Case file — C8F32F51
The idea
“Xero and QuickBooks both offer accountant partner programs where bookkeepers manage client files on behalf of small business owners. 600,000 registered bookkeepers in the US and UK use these platforms daily. Neither Xero nor QuickBooks can build a tool that tells a bookkeeper their client is about to churn — because churn detection requires analyzing whether the client is shopping competitors, and neither platform wants to remind bookkeepers that clients can leave. Bookkeepers lose clients silently. No warning. The client stops responding, cancels the direct debit, and moves to a cheaper offshore service or their nephew with a Xero login. Average bookkeeper loses 15–20% of clients annually, each worth $3,000–8,000/year. We sell bookkeepers a client health score: login frequency trends, invoice response latency, communication drop-off patterns — all signals already sitting in Xero/QBO that predict churn 60–90 days before it happens.
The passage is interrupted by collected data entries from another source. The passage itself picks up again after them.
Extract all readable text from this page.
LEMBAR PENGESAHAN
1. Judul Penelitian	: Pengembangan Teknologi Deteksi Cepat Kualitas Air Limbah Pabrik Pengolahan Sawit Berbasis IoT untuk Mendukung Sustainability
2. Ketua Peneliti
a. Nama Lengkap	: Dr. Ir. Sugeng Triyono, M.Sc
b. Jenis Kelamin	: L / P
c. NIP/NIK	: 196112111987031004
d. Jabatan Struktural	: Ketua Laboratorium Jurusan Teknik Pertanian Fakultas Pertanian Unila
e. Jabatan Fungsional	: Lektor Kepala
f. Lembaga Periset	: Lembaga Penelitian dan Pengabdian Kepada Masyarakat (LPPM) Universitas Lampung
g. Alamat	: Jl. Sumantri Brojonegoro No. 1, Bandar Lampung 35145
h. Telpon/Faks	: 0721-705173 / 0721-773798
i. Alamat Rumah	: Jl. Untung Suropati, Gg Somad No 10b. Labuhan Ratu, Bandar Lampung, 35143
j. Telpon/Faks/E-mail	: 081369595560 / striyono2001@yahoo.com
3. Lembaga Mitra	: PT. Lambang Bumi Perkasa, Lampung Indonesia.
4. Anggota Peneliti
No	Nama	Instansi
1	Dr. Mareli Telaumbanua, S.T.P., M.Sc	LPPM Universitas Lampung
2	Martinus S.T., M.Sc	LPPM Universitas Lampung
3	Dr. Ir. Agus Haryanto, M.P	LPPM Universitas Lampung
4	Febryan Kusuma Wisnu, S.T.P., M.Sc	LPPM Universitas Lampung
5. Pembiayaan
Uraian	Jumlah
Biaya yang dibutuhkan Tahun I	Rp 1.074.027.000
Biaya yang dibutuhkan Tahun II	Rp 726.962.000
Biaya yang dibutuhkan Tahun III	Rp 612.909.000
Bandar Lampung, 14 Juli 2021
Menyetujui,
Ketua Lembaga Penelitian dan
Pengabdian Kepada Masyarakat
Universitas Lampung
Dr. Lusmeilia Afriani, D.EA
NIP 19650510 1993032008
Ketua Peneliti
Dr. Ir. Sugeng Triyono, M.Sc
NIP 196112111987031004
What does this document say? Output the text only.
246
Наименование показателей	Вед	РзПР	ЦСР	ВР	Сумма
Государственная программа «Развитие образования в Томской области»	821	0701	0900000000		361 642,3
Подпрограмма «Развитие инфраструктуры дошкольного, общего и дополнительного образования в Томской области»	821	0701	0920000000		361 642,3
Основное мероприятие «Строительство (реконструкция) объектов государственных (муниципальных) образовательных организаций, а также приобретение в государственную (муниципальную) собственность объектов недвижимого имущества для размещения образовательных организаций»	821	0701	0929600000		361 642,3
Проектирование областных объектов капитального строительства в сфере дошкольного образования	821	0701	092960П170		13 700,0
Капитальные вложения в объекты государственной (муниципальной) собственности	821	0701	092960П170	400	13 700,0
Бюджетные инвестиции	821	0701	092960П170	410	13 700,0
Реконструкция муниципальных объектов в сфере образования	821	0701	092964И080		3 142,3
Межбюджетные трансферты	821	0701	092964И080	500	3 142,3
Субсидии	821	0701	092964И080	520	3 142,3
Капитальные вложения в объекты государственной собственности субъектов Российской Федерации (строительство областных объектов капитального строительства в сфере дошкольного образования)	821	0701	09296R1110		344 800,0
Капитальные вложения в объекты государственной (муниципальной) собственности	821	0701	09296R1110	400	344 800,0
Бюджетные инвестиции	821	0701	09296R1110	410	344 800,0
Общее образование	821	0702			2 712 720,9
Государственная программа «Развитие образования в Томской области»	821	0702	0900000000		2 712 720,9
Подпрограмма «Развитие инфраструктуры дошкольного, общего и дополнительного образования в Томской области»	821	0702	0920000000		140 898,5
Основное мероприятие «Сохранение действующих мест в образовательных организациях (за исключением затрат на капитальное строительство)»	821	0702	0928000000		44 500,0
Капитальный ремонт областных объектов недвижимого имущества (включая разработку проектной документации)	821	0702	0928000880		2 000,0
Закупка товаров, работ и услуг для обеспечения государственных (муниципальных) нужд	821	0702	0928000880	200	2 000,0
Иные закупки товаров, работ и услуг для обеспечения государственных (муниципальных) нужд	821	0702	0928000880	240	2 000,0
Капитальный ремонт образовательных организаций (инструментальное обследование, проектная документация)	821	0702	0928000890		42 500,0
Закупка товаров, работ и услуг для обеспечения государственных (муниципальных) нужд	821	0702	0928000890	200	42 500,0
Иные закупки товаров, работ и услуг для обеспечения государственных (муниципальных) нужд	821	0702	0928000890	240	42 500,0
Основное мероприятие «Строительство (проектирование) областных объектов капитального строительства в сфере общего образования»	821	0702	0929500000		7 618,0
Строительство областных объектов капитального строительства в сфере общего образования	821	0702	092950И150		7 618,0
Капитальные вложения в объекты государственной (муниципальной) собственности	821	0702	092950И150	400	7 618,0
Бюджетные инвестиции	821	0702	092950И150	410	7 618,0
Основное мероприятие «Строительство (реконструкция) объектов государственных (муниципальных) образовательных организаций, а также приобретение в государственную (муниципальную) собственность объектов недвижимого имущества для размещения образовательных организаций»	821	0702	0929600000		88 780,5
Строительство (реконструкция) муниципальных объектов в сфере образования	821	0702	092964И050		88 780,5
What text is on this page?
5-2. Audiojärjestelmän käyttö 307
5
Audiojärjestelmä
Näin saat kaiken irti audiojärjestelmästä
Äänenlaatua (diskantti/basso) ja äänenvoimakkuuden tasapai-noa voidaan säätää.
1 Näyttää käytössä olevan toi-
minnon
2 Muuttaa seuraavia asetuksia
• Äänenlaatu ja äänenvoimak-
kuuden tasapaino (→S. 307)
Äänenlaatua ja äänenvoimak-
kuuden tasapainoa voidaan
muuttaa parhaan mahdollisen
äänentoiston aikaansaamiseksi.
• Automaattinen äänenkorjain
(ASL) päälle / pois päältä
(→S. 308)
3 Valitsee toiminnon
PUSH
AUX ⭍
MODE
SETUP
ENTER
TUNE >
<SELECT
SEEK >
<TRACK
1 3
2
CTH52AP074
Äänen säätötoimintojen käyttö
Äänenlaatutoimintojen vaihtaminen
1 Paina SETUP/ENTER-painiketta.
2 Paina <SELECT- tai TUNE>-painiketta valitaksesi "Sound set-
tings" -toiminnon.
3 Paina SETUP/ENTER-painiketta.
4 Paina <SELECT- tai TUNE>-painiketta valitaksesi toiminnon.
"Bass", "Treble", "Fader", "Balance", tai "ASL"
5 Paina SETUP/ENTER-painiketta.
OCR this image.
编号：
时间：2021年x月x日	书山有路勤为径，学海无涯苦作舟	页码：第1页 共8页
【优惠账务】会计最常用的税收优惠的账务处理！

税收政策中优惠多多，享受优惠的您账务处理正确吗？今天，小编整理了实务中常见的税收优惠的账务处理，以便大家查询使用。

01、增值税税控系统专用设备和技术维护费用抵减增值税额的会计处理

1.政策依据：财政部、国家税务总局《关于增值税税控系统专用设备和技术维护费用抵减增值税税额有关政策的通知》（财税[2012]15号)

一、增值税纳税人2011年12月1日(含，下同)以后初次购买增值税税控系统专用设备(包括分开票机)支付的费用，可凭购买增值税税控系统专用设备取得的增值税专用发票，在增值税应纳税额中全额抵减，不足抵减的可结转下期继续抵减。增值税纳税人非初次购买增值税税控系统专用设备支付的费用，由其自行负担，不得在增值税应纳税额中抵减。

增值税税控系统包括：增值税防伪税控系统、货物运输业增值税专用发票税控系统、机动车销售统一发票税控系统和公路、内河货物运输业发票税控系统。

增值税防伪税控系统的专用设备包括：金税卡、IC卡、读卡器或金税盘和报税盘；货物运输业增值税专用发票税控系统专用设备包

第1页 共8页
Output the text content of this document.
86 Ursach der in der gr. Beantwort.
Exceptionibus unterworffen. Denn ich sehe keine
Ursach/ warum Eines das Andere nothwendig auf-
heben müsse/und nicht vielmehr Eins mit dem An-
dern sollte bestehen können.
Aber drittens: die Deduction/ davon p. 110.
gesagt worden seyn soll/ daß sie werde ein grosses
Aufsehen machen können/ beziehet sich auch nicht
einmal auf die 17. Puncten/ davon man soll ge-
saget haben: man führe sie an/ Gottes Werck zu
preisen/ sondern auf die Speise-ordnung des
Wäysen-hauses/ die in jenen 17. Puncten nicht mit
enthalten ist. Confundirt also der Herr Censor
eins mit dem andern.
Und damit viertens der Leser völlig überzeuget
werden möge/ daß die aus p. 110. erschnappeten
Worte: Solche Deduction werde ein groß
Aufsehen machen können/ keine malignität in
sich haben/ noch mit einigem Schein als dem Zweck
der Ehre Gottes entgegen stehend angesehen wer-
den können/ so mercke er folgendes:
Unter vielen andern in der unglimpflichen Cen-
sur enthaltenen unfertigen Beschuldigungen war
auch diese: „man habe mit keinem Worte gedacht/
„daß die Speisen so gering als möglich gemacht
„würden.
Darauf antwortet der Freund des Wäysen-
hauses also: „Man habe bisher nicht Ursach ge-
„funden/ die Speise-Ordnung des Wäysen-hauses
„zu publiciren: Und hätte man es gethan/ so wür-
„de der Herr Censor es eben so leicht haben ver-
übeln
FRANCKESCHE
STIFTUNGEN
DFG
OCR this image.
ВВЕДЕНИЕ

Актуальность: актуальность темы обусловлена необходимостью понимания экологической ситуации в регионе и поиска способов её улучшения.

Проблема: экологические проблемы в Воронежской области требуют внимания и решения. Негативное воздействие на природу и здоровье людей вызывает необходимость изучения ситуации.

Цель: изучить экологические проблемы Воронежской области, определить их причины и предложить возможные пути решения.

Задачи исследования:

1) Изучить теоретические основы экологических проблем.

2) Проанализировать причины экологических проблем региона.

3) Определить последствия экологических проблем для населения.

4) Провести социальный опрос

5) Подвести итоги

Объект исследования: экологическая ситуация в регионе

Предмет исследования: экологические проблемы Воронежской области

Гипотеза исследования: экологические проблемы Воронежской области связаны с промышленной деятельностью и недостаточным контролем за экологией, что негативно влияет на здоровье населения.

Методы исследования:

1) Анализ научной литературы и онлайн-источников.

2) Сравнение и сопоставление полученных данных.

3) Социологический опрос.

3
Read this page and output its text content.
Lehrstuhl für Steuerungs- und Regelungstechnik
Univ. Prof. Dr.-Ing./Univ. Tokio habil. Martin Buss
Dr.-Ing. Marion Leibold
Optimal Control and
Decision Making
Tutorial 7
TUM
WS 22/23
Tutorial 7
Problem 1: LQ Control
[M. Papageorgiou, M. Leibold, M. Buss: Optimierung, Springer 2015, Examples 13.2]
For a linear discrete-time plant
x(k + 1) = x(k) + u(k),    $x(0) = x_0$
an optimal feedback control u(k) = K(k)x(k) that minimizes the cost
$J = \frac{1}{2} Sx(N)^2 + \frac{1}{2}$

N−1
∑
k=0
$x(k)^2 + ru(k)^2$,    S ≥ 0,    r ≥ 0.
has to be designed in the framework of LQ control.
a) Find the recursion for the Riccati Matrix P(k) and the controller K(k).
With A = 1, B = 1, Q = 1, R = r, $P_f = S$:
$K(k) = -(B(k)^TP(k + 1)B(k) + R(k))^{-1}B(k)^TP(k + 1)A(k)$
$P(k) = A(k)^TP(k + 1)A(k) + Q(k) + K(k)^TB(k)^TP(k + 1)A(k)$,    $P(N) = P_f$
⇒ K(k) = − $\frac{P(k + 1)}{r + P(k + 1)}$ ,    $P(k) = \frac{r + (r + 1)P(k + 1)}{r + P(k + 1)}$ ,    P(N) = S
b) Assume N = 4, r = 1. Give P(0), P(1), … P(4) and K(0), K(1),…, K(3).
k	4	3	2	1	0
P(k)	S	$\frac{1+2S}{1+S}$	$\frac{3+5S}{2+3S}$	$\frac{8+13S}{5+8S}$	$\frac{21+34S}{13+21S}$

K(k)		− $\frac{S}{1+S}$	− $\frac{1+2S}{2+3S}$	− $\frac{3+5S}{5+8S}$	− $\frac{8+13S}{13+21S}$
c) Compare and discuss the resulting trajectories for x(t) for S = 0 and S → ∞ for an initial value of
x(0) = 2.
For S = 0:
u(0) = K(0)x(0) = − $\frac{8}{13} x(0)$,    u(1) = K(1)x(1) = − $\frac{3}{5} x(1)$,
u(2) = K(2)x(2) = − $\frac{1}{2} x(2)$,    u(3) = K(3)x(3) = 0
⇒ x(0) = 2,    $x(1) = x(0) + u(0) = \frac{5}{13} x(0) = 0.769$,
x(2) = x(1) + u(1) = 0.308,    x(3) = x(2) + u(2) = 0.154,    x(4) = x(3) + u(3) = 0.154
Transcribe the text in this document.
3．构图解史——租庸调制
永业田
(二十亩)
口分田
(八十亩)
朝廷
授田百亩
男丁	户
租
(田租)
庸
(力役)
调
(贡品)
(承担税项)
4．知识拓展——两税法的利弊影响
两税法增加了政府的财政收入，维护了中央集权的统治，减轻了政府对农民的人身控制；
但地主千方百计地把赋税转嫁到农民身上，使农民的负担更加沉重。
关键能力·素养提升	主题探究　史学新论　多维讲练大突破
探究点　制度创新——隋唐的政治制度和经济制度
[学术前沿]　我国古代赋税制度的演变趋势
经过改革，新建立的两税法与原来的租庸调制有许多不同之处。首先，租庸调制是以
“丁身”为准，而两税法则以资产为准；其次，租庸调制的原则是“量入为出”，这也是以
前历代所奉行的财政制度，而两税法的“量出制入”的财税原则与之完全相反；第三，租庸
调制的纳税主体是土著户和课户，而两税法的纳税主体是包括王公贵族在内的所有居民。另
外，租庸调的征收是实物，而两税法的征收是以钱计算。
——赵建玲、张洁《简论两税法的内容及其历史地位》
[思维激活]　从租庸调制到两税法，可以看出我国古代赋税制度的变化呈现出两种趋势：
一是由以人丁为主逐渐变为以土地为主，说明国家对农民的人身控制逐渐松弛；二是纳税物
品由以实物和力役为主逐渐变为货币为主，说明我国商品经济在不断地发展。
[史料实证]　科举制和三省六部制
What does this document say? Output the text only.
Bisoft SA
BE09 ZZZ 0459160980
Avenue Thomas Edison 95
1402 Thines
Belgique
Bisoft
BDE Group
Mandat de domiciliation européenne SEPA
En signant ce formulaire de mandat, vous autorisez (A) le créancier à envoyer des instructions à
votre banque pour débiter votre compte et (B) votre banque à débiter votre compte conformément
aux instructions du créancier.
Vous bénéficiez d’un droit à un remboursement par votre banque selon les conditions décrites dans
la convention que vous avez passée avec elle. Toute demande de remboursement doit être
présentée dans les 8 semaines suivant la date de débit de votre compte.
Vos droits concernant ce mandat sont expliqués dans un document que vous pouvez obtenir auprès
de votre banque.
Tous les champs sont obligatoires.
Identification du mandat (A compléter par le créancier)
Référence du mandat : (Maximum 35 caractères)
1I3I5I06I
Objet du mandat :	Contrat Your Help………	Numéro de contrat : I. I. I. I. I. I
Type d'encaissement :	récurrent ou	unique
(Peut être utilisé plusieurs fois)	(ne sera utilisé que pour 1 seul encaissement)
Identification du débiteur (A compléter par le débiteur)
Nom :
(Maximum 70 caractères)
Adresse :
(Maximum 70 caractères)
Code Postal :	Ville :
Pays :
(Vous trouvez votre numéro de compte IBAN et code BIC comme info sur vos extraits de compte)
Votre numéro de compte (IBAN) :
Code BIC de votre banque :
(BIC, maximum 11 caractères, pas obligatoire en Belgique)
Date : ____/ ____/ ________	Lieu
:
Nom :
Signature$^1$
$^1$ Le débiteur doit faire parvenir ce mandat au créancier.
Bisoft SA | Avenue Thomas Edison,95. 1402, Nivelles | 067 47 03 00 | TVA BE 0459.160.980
At 60 days out, the bookkeeper has time to intervene: a check-in call, a service upgrade, a price negotiation. $49/month. Bookkeepers are sole traders who make purchasing decisions in under 10 minutes. Distribution: Xero and QBO both have app marketplaces where bookkeepers actively shop for practice management tools. The install flow is OAuth — no sales call, no IT review. The structural reason Xero can't build this: their retention depends on bookkeepers staying on platform even when clients churn — a churn warning tool that works would reduce the bookkeeper's urgency to replace the lost client quickly, which reduces new seat activations. Xero's revenue goes up when bookkeepers lose clients and scramble to replace them. They will never build this. 15% annual churn on a $50,000 practice is $7,500/year in lost revenue. At $588/year for the tool, payback requires saving one client every two months. The math closes without a spreadsheet.”